Working with acrylic on canvas Hylander has been described as using ‘painting as archaeology’. In his work paint is applied and scraped away in equal measure to create mesmerising dreamscapes of interiors and still lives. Reworking these traditional genres of painting, Hylander is able to create scenes that are briefly tangible before they blur into a sea of emotive textures and forms. There is a ghostly aura in the subdued tones and use of light in the work that induce this shift. Through Hylander’s dry use of colour the paintings are imbued with a sense of transience, as if the works are merely whispers of memories not quite fully grasped, revisited through Hylander’s delicate command of the brush. This glimmer of perceptible objects and scenes is carefully crafted through the excavation of every inch of the canvas. In submitting his canvases to this meticulous process Hylander appears to be undertaking a kind of ontological study of the environments and objects that surround us. The worn quality that the paintings possess, as a result of this prolonged investigation, is seemingly at odds with the fragility of the imagery depicted and yet, somehow it strengthens the work’s ability to suggest that memory is not fixed but instead it can change through the abstraction of its retelling.

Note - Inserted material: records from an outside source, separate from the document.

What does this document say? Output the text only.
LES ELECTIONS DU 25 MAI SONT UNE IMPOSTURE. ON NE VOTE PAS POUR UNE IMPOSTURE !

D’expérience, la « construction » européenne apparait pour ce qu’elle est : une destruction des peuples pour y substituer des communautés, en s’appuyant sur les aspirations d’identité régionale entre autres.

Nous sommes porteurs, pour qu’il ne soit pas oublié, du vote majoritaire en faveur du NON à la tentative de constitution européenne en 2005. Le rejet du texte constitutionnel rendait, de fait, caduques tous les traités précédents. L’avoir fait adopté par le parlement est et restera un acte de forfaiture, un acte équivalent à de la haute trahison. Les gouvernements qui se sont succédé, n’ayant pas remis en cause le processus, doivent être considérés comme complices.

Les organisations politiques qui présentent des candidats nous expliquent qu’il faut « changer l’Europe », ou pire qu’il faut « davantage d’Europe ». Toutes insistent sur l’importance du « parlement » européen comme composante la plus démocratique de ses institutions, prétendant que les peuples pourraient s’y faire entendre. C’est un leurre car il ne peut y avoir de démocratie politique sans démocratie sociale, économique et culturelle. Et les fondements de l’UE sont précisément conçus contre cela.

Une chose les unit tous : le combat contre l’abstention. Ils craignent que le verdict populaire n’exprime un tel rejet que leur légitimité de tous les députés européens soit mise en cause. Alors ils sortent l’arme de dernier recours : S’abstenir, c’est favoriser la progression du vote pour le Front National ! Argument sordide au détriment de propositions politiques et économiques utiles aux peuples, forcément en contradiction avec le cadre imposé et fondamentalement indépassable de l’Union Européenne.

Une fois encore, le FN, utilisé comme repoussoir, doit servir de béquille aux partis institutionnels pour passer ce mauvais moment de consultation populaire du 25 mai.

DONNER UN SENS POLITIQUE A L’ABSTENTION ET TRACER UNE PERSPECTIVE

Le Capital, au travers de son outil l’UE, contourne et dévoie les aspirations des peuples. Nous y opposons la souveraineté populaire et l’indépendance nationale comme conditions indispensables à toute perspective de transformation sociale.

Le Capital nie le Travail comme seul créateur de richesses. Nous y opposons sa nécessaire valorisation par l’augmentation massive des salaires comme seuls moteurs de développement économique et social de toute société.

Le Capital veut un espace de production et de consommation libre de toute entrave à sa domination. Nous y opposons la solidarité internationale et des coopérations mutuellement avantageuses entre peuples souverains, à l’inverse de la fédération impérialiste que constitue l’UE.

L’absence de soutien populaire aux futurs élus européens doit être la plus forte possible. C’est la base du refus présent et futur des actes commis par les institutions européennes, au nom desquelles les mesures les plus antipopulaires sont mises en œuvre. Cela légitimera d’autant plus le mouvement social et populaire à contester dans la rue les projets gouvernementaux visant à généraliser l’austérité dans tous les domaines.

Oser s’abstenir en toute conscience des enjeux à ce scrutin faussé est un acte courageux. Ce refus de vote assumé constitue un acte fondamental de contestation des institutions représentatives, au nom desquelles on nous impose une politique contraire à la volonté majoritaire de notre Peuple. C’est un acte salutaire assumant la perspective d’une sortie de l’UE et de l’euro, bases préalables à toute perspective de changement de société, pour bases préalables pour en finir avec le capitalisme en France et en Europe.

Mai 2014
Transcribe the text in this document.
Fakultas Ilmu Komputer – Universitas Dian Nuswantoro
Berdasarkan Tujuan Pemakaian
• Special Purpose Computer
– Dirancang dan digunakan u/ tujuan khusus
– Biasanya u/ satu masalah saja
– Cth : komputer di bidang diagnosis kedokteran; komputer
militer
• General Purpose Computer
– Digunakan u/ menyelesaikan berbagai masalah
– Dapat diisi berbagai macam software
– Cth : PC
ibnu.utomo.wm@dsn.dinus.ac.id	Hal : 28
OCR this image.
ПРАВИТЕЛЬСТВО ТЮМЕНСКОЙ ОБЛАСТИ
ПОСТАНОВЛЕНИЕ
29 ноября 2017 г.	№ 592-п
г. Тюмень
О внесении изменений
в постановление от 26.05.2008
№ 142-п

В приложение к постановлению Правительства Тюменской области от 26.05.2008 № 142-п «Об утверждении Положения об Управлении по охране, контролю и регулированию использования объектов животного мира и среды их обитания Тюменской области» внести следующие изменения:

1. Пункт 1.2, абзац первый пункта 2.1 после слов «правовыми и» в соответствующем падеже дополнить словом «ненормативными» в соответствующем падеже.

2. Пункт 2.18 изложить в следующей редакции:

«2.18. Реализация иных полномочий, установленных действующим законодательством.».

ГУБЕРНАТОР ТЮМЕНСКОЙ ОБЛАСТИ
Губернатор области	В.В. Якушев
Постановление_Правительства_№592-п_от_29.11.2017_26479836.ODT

Thomas Hylander was born in Denmark in 1970 and moved to the UK in 1997 after a period as a guest student at the Academy of Fine Art in Warsaw, Poland. In 2004 he graduated from the Royal College of Art with a MA in Fine Art. Hylander participated in Bloomberg New Contemporaries as part of the Liverpool Biennale that toured to the Barbican in 2004-5, London and also participated in ARTfutures in 2005. In 2007 he had a solo show at Henningsen Contemporary at Green Square, Copenhagen and is currently participating in a group show at Karyn Lovegrove Gallery in Los Angeles. He lives and works in London.